In [None]:
import os
import numpy as np

import matplotlib.pyplot as plt
import seaborn as sns

import torch
from torch.utils.data import DataLoader
from torchvision.datasets import FashionMNIST
from torchvision import datasets, transforms


import utils as utils

### Download the Fashion MNIST dataset, create a dataloader for it

In [None]:
DATA_DIR = './fashionMNIST/'

# transforms for images
transform=transforms.Compose([transforms.ToTensor()])
# prepare transforms standard to MNIST
mnist_train = FashionMNIST(DATA_DIR, train=True, download=True, transform=transform)
dl = DataLoader(mnist_train, batch_size=64, num_workers=utils.get_num_cpus())

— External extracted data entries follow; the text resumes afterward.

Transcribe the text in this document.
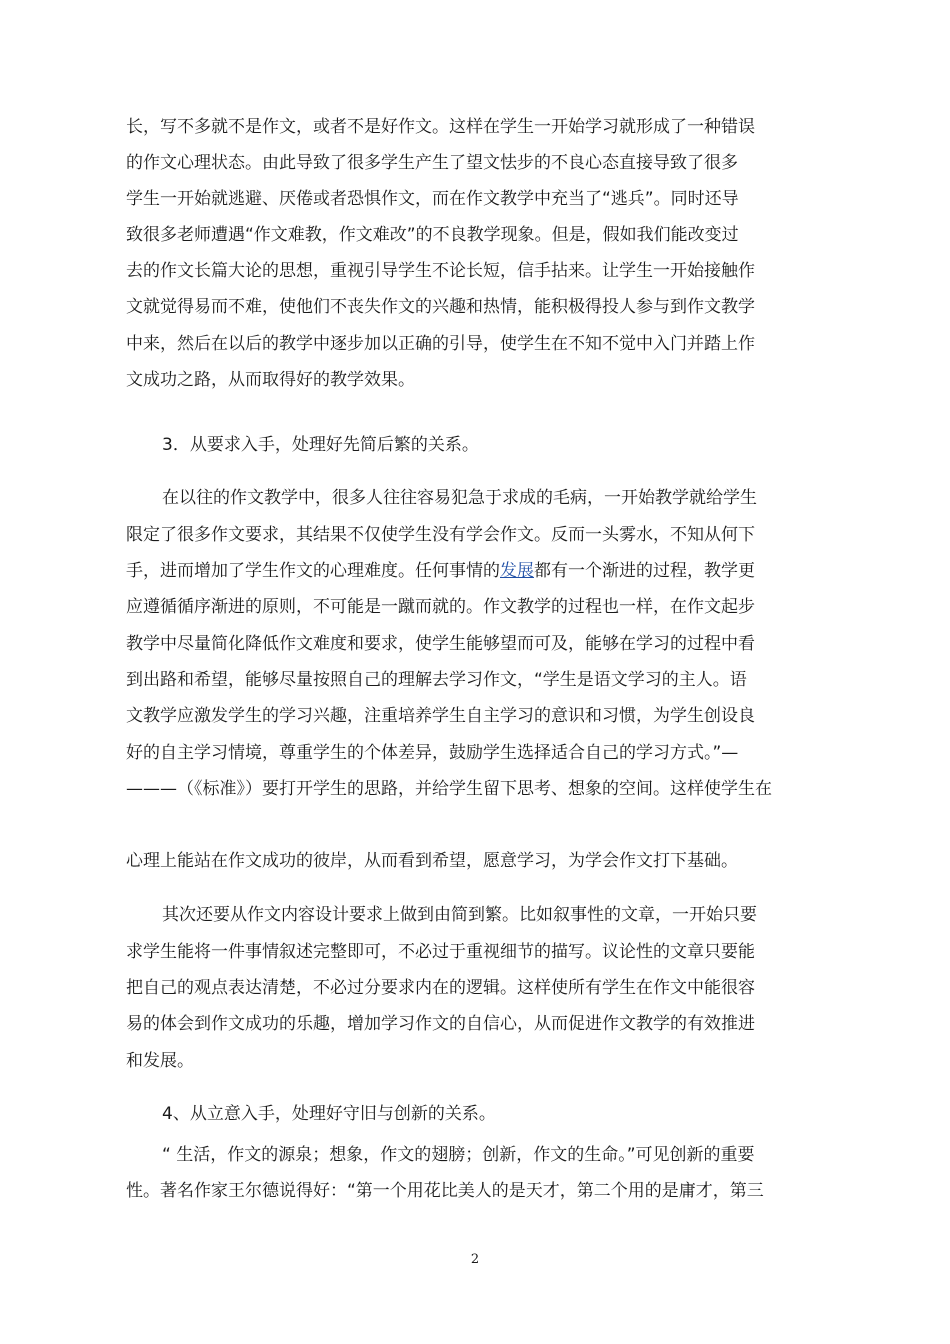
长，写不多就不是作文，或者不是好作文。这样在学生一开始学习就形成了一种错误
的作文心理状态。由此导致了很多学生产生了望文怯步的不良心态直接导致了很多
学生一开始就逃避、厌倦或者恐惧作文，而在作文教学中充当了“逃兵”。同时还导
致很多老师遭遇“作文难教，作文难改”的不良教学现象。但是，假如我们能改变过
去的作文长篇大论的思想，重视引导学生不论长短，信手拈来。让学生一开始接触作
文就觉得易而不难，使他们不丧失作文的兴趣和热情，能积极得投人参与到作文教学
中来，然后在以后的教学中逐步加以正确的引导，使学生在不知不觉中入门并踏上作
文成功之路，从而取得好的教学效果。
3．从要求入手，处理好先简后繁的关系。
在以往的作文教学中，很多人往往容易犯急于求成的毛病，一开始教学就给学生
限定了很多作文要求，其结果不仅使学生没有学会作文。反而一头雾水，不知从何下
手，进而增加了学生作文的心理难度。任何事情的发展都有一个渐进的过程，教学更
应遵循循序渐进的原则，不可能是一蹴而就的。作文教学的过程也一样，在作文起步
教学中尽量简化降低作文难度和要求，使学生能够望而可及，能够在学习的过程中看
到出路和希望，能够尽量按照自己的理解去学习作文，“学生是语文学习的主人。语
文教学应激发学生的学习兴趣，注重培养学生自主学习的意识和习惯，为学生创设良
好的自主学习情境，尊重学生的个体差异，鼓励学生选择适合自己的学习方式。”—
———（《标准》）要打开学生的思路，并给学生留下思考、想象的空间。这样使学生在
心理上能站在作文成功的彼岸，从而看到希望，愿意学习，为学会作文打下基础。
其次还要从作文内容设计要求上做到由简到繁。比如叙事性的文章，一开始只要
求学生能将一件事情叙述完整即可，不必过于重视细节的描写。议论性的文章只要能
把自己的观点表达清楚，不必过分要求内在的逻辑。这样使所有学生在作文中能很容
易的体会到作文成功的乐趣，增加学习作文的自信心，从而促进作文教学的有效推进
和发展。
4、从立意入手，处理好守旧与创新的关系。
“ 生活，作文的源泉；想象，作文的翅膀；创新，作文的生命。”可见创新的重要
性。著名作家王尔德说得好：“第一个用花比美人的是天才，第二个用的是庸才，第三
2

Display the MNIST data on a grid so we can see it.

In [None]:
# Class map from the fashion mnist website https://github.com/zalandoresearch/fashion-mnist
classes = {0: 'T-shirt/top',
           1: 'Trouser',
           2: 'Pullover',
           3: 'Dress',
           4: 'Coat',
           5: 'Sandal',
           6: 'Shirt',
           7: 'Sneaker',
           8: 'Bag',
           9: 'Ankle Boot'}
    
utils.display_grid_data(dl, classes, ncols=8)

Reinitialize the dataloader so we can read all the data, and get the data and labels into numpy arrays.

In [None]:
dl = DataLoader(mnist_train, batch_size=60000, num_workers=utils.get_num_cpus())

In [None]:
mnist_data = None
mnist_labels = None
for batch, lab in dl:
    mnist_data = batch.detach().numpy().squeeze()
    mnist_labels = lab.detach().numpy()
mnist_data = np.reshape(mnist_data, (60000, 28 * 28))

Use umap to create the embedding.  Note that we use all the mnist training data here to create the embedding.  Subsampling the data before this step will cause us to get different results.

In [None]:
import umap
standard_embedding = umap.UMAP(verbose=True).fit_transform(mnist_data)

Plot the embedding in a non interactive plot.

In [None]:
sns.set(style='white', rc={'figure.figsize':(10,8)})
plt.scatter(standard_embedding[:, 0], standard_embedding[:, 1], c=mnist_labels.astype(int), s=0.1, cmap='Spectral');
plt.colorbar(boundaries=np.arange(11)-0.5).set_ticks(np.arange(10))

The plot is pretty busy.  Subsample the data to 10000 points so we can introspect it a little easier.

In [None]:
idx = np.random.choice(standard_embedding.shape[0], 10000, replace=False)
reduced_embedding = standard_embedding[idx, :]
reduced_data = mnist_data[idx, :]
reduced_labels = mnist_labels[idx]

In [None]:
plt.scatter(reduced_embedding[:, 0], reduced_embedding[:, 1], c=reduced_labels.astype(int), s=0.1, cmap='Spectral');
plt.colorbar(boundaries=np.arange(11)-0.5).set_ticks(np.arange(10))

It's a pretty cool plot.  You can really see the separation of the classes in the MNIST dataset.  You can also see that there are some points in the clusters that don't belong.  But you know what would make this plot really rock?  Zoom, pan, and ability to see the images when we hover over a point.  The bokeh library to the rescue.  First, reshape the data back to an image rather than a flat vector.

In [None]:
reduced_data = np.reshape(reduced_data, (10000, 28, 28))

In [None]:
#%load_ext autoreload
%autoreload 2

In [None]:
utils.plot_interactive_embedding(reduced_embedding,
                                 reduced_data,
                                 reduced_labels,
                                 classes,
                                 title='Fashion MNIST UMAP Embedding')  

So this is a lot nicer plot!  You will notice that as you hover your mouse over the points, the example images will pop up.  This allows you to see which cluster is which and it is helpful for analysis.  On the right hand side of the plot are the "tools" that bokeh offers.  You can toggle the tools on and off by clicking them once to enable, then again to disable.  To zoom in using the scroll wheel, click the "Wheel Zoom" tool to enable it.  To pan, enable the panning tool and then left click and drag to move the plot.

Try zooming into one of the clusters and finding an example that doesn't belong.